TEMPO.CO , Palembang:Pemerintah provinsi Sumatera Selatan melarang penjualan bahan mentah batu akik dalam jumlah besar. Pelarangan tersebut dimaksudkan agar penambang dan pengrajin tidak merusak lingkungan alam sekitar.
Selain itu, regulasi dijalankan untuk menghidupkan pasar batu akik secara terus menerus. Hal ini disampaikan oleh Permana, Kepala Dinas Perindusterian dan Perdagangan Sumsel, Jumat, 3 April 2015.
"Pengrajin harus menjual dalam bentuk jadi bukan bongkahan," kata Permana. Menurutnya jika kebijakan tersebut tidak diterapkan, ditakutkan sumber alam yang ada di sejumlah daerah itu akan habis tanpa membawa manfaat bagi rakyat di sekitar tambang.
Selama ini pihaknya mencermati banyak penambang menjual bahan mentah tanpa diolah sehingga penghasil penambang tidak memadai.
Menurut Permana, guna menjalankan regulasi tersebut, Pemprov Sumsel sudah lebih dulu memberi pelatihan kepada pengrajin batu akik. Pihaknya juga memberi bantuan 20 unit alat asah agar nilai batu akik dapat dijual dengan harga tinggi.
Pembatasan penjualan batu akik meliputi transaksi antar negara maupun daerah sehingga ke depannya Disperindag akan berkoordinasi dengan Bea Cukai. "Kami juga kembangkan pasar khusus yang sudah jadi."

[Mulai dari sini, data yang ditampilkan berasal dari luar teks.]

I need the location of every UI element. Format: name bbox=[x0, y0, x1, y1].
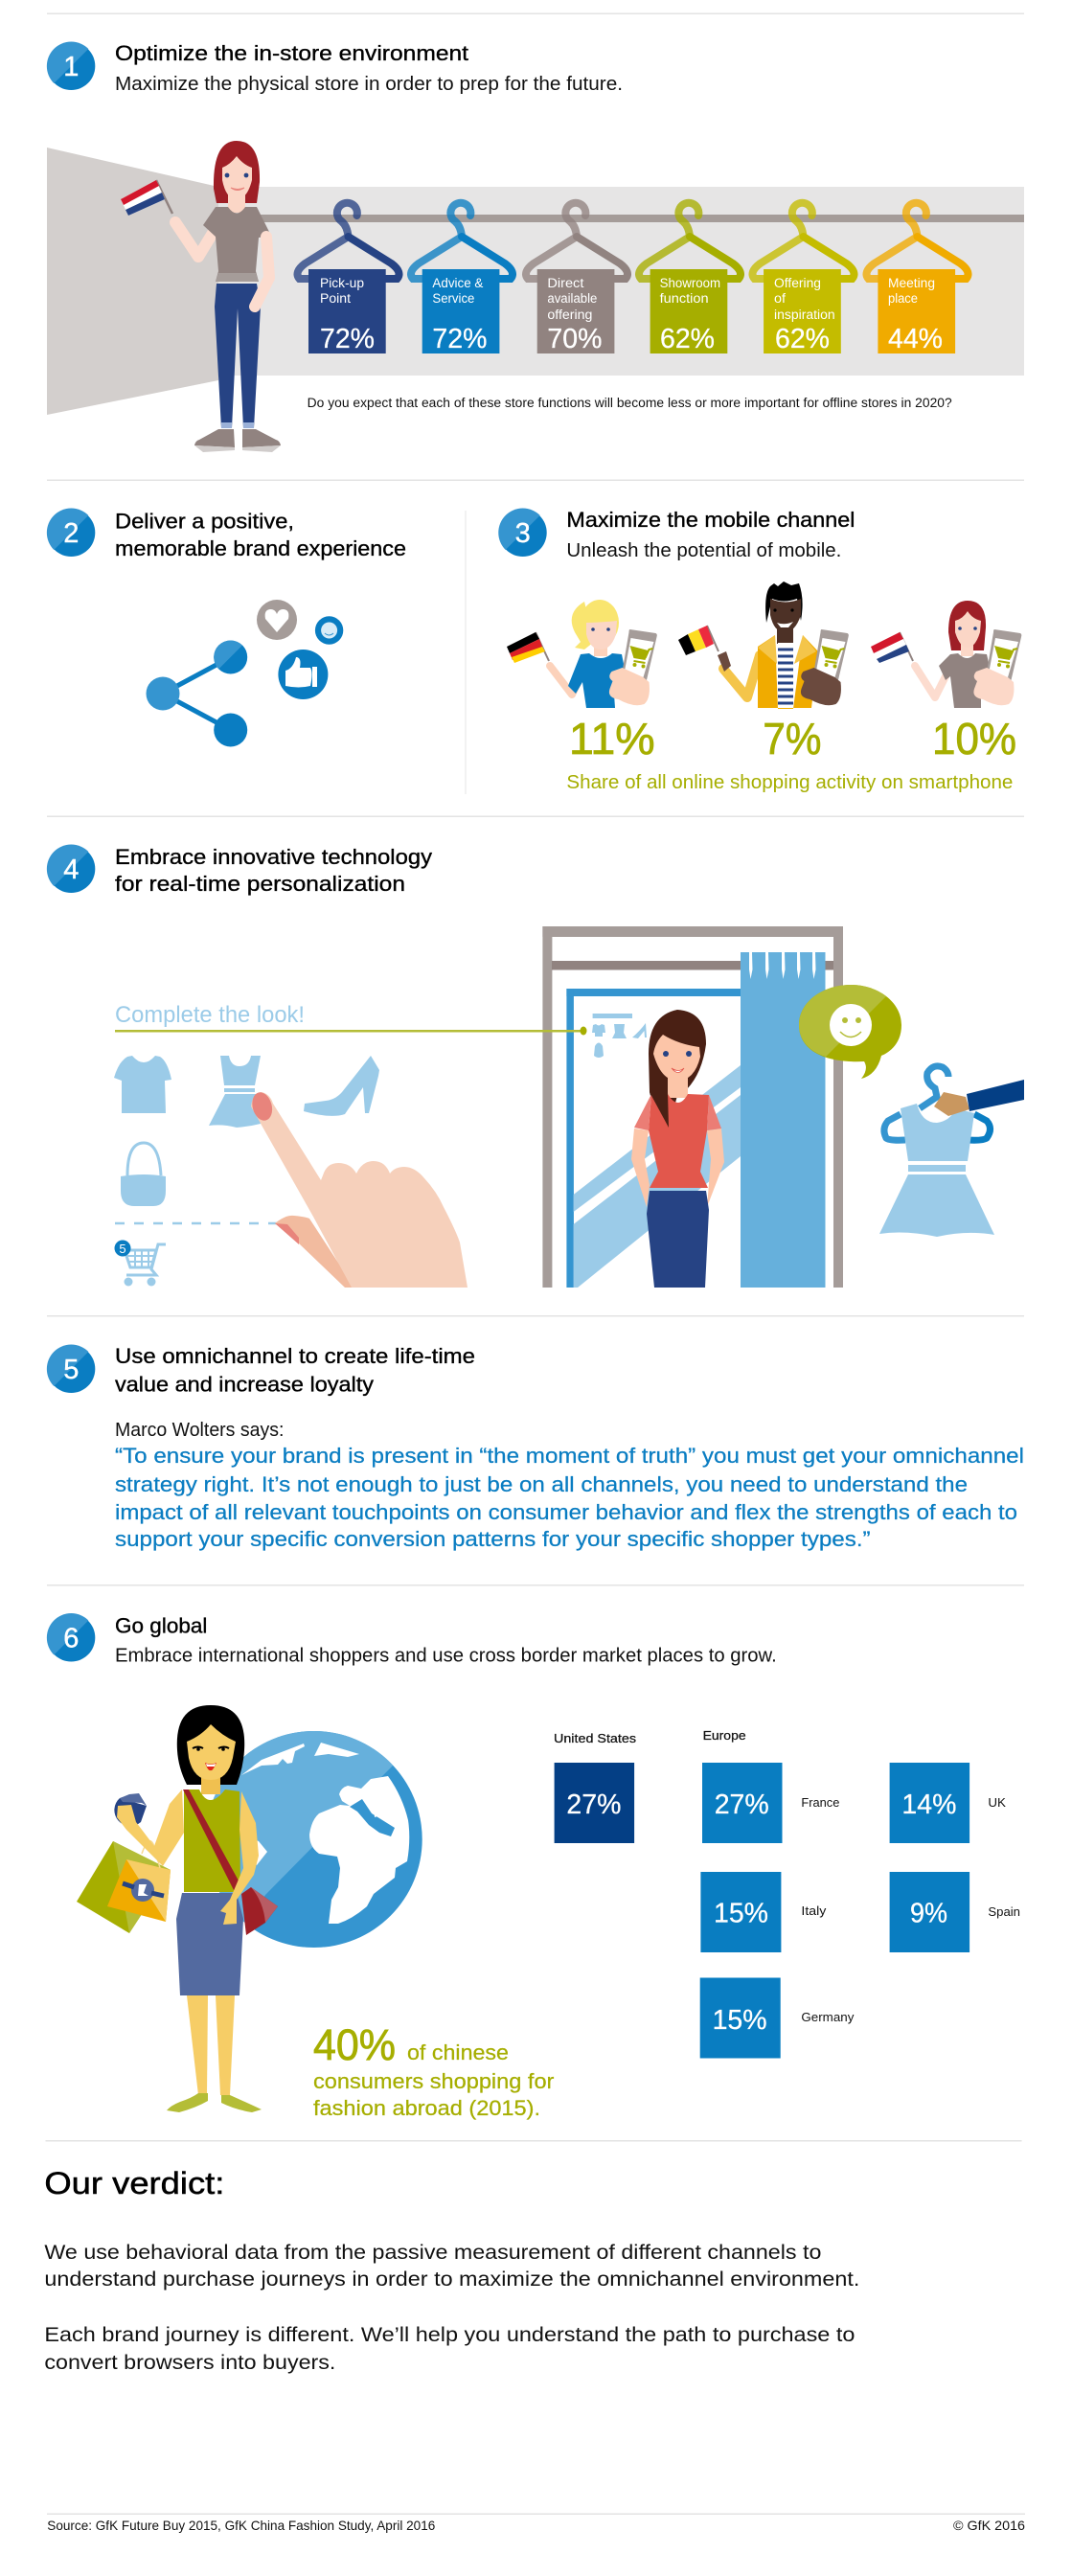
hanger tag: direct available offering bbox=[526, 203, 627, 354]
heading 5: value and increase loyalty bbox=[115, 1372, 374, 1397]
hanger tag: offering of inspiration: inspiration bbox=[774, 308, 835, 322]
hanger tag: showroom function bbox=[639, 203, 741, 354]
divider top bbox=[47, 13, 1024, 14]
number badge 2: 2 bbox=[63, 518, 79, 549]
heading 2: memorable brand experience bbox=[115, 536, 406, 560]
quote: strategy right. It’s not enough to just be on all channels, you need to understand the bbox=[115, 1472, 968, 1496]
tile: France 27% bbox=[702, 1763, 839, 1843]
tile: Spain 9%: 9% bbox=[910, 1899, 947, 1929]
stat: 40% of Chinese consumers: consumers shopping for bbox=[313, 2069, 554, 2093]
quote attribution: Marco Wolters says: bbox=[115, 1420, 284, 1441]
number badge 3 bbox=[498, 509, 547, 557]
hanger tag: meeting place: Meeting bbox=[888, 276, 935, 290]
number badge 5 bbox=[47, 1345, 95, 1393]
hanger tag: showroom function: 62% bbox=[660, 324, 715, 354]
dashed separator bbox=[115, 1222, 278, 1224]
tile: United States 27%: 27% bbox=[566, 1790, 621, 1820]
smiley speech bubble bbox=[799, 985, 901, 1079]
label: United States: United States bbox=[554, 1731, 637, 1745]
heading 6: Go global bbox=[115, 1613, 207, 1638]
tile: UK 14%: 14% bbox=[901, 1790, 956, 1820]
label: Europe: Europe bbox=[703, 1728, 746, 1743]
hanger tag: pick-up point: Pick-up bbox=[320, 276, 364, 290]
source note: Source: GfK Future Buy 2015, GfK China Fashion Study, April 2016 bbox=[47, 2518, 435, 2533]
subheading 1: Maximize the physical store in order to prep for the future. bbox=[115, 74, 623, 95]
hanger tag: direct available offering: 70% bbox=[547, 324, 602, 354]
mirror bbox=[566, 989, 741, 1288]
verdict section bbox=[44, 2166, 859, 2374]
tile: UK 14% bbox=[890, 1763, 1006, 1843]
stat: 40% of Chinese consumers: fashion abroad (2015). bbox=[313, 2096, 540, 2120]
hanger tag: direct available offering: offering bbox=[547, 308, 592, 322]
mirror screen mini icons bbox=[592, 1014, 647, 1058]
verdict paragraph 2: Each brand journey is different. We’ll help you understand the path to purchase to bbox=[44, 2324, 855, 2346]
icon: handbag bbox=[121, 1143, 166, 1206]
tile: France 27%: 27% bbox=[715, 1790, 769, 1820]
figure: woman with Dutch flag bbox=[121, 141, 281, 452]
icon: share network bbox=[146, 640, 247, 747]
clothes rail bbox=[254, 215, 1024, 222]
copyright: © GfK 2016 bbox=[953, 2518, 1025, 2533]
section 6: go global bbox=[47, 1613, 1020, 2120]
label: complete the look: Complete the look! bbox=[115, 1002, 305, 1028]
globe bbox=[213, 1731, 422, 1948]
number badge 1 bbox=[47, 42, 95, 90]
icon: shopping cart with count bbox=[115, 1240, 166, 1286]
curtain bbox=[741, 952, 826, 1288]
quote: “To ensure your brand is present in “the moment of truth” you must get your omnichannel bbox=[115, 1444, 1024, 1468]
section divider vertical bbox=[466, 511, 467, 794]
stat: 40% of Chinese consumers: 40% bbox=[313, 2020, 396, 2069]
number badge 6: 6 bbox=[63, 1623, 79, 1653]
number badge 4: 4 bbox=[63, 855, 79, 885]
hanger tag: direct available offering: available bbox=[547, 291, 597, 306]
hanger tag: advice and service: Advice & bbox=[432, 276, 483, 290]
pointer line bbox=[115, 1027, 586, 1035]
stat: Germany 11%: 11% bbox=[569, 714, 655, 764]
section 5: omnichannel bbox=[47, 1344, 1024, 1551]
stat: 40% of Chinese consumers bbox=[313, 2020, 554, 2120]
subheading 6: Embrace international shoppers and use cross border market places to grow. bbox=[115, 1646, 777, 1667]
quote: impact of all relevant touchpoints on consumer behavior and flex the strengths of each to bbox=[115, 1500, 1017, 1524]
number badge 1: 1 bbox=[63, 52, 79, 82]
hanger tag: showroom function: Showroom bbox=[660, 276, 720, 290]
hanger tag: meeting place: 44% bbox=[888, 324, 943, 354]
heading 3: Maximize the mobile channel bbox=[566, 508, 855, 532]
number badge 4 bbox=[47, 845, 95, 893]
tile: Spain 9%: Spain bbox=[988, 1904, 1020, 1919]
stat: Netherlands 10%: 10% bbox=[932, 714, 1016, 764]
tile: Italy 15%: 15% bbox=[714, 1899, 768, 1929]
section 3: maximize the mobile channel bbox=[498, 508, 1021, 793]
quote: support your specific conversion patterns for your specific shopper types.” bbox=[115, 1527, 871, 1551]
hanger tag: pick-up point: Point bbox=[320, 291, 351, 306]
hanger tag: direct available offering: Direct bbox=[547, 276, 584, 290]
verdict paragraph 1: We use behavioral data from the passive measurement of different channels to bbox=[44, 2242, 821, 2264]
section 2: positive brand experience bbox=[47, 509, 406, 747]
hanger tag: offering of inspiration: 62% bbox=[775, 324, 830, 354]
divider 4 bbox=[47, 1315, 1024, 1316]
heading 4: Embrace innovative technology bbox=[115, 845, 432, 869]
footer divider bbox=[47, 2514, 1025, 2515]
number badge 5: 5 bbox=[63, 1355, 79, 1385]
heading 2: Deliver a positive, bbox=[115, 510, 294, 533]
hanger tag: offering of inspiration: Offering bbox=[774, 276, 821, 290]
icon: heart bubble bbox=[257, 600, 297, 640]
hanger tag: meeting place: place bbox=[888, 291, 918, 306]
fitting room frame bbox=[542, 926, 843, 1288]
hanger tag: showroom function: function bbox=[660, 291, 709, 306]
divider 2 bbox=[47, 479, 1024, 481]
number badge 2 bbox=[47, 509, 95, 557]
heading 4: for real-time personalization bbox=[115, 872, 405, 896]
figure: woman in fitting room bbox=[631, 1010, 724, 1288]
hanger tag: advice and service bbox=[411, 203, 513, 354]
survey question: Do you expect that each of these store functions will become less or more important for offline stores in 2020? bbox=[308, 396, 952, 410]
icon: dress bbox=[209, 1056, 261, 1128]
tile: UK 14%: UK bbox=[988, 1795, 1006, 1810]
icon: t-shirt bbox=[114, 1056, 171, 1113]
divider 3 bbox=[47, 816, 1024, 817]
verdict heading: Our verdict: bbox=[44, 2166, 224, 2200]
hanger tag: advice and service: 72% bbox=[432, 324, 487, 354]
tile: Germany 15% bbox=[700, 1977, 855, 2058]
figure: red-haired woman with Dutch flag and phone bbox=[871, 601, 1021, 708]
icon: shopping cart with count: 5 bbox=[119, 1242, 126, 1256]
verdict paragraph 2: convert browsers into buyers. bbox=[44, 2352, 335, 2374]
caption: smartphone share: Share of all online shopping activity on smartphone bbox=[566, 772, 1013, 793]
icon: smile bubble bbox=[315, 616, 343, 645]
tile: Germany 15%: Germany bbox=[801, 2010, 855, 2024]
heading 5: Use omnichannel to create life-time bbox=[115, 1344, 475, 1368]
stat: Belgium 7%: 7% bbox=[763, 714, 821, 764]
tile: France 27%: France bbox=[801, 1795, 839, 1810]
figure: shopper woman bbox=[77, 1705, 278, 2112]
tile: Italy 15% bbox=[700, 1872, 827, 1952]
illustration: pointing hand bbox=[249, 1090, 468, 1288]
tile: Italy 15%: Italy bbox=[801, 1904, 827, 1918]
tile: Spain 9% bbox=[890, 1872, 1020, 1952]
tile: United States 27% bbox=[555, 1763, 634, 1843]
verdict paragraph 1: understand purchase journeys in order to maximize the omnichannel environment. bbox=[44, 2268, 859, 2291]
hanger tag: advice and service: Service bbox=[432, 291, 474, 306]
hanger tag: pick-up point bbox=[297, 203, 399, 354]
tile: Germany 15%: 15% bbox=[713, 2005, 767, 2036]
section 1: optimize the in-store environment bbox=[47, 41, 1024, 452]
hanger tag: pick-up point: 72% bbox=[320, 324, 375, 354]
figure: man with Belgian flag and phone bbox=[678, 581, 849, 709]
figure: blonde woman with German flag and phone bbox=[507, 600, 657, 708]
subheading 3: Unleash the potential of mobile. bbox=[566, 540, 841, 561]
number badge 3: 3 bbox=[515, 518, 531, 549]
heading 1: Optimize the in-store environment bbox=[115, 41, 468, 65]
divider 6 bbox=[46, 2140, 1021, 2142]
hanger tag: offering of inspiration: of bbox=[774, 291, 786, 306]
number badge 6 bbox=[47, 1613, 95, 1661]
icon: high heel bbox=[304, 1056, 379, 1116]
section 4: innovative technology bbox=[47, 845, 1024, 1288]
store backdrop wall bbox=[47, 148, 218, 415]
store backdrop band bbox=[218, 187, 1024, 376]
divider 5 bbox=[47, 1584, 1024, 1586]
hanger tag: meeting place bbox=[866, 203, 968, 354]
dress on hanger held by hand bbox=[879, 1066, 1024, 1237]
hanger tag: offering of inspiration bbox=[753, 203, 855, 354]
icon: thumbs up bubble bbox=[278, 650, 328, 699]
stat: 40% of Chinese consumers: of chinese bbox=[407, 2040, 509, 2064]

Riswandani, pengrajin batu akik di Batu Raja menyambut baik pengaturan yang dilakukan oleh pemerintah. Hanya saja ia menilai aturan tersebut belum diikuti dengan ketersedian peralatan produksi dan permodalan yang memadai.
Sehingga penambang lebih memilih untuk menjual dalam bentuk bongkahan. "Biasanya kami sudah mendapat uang muka dari pembeli bongkahan itu," kata Riswandani.
Sejauh ini Sumatera Selatan memiliki dua daerah sebagai sentra tambang batu akik yang terkenal di kalangan pencinta batu. Kedua daerah itu meliputi Baturaja di Kabupaten Ogan Komering Ulu serta Musi Rawas Utara.
Batu Raja dikenal sebagai penghasil batu Mizone dan spiritus sementara Musi Rawas Utara menghasilkan batu teratai emas. "Di sini persedian Mizone sama Spiritus masih banyak."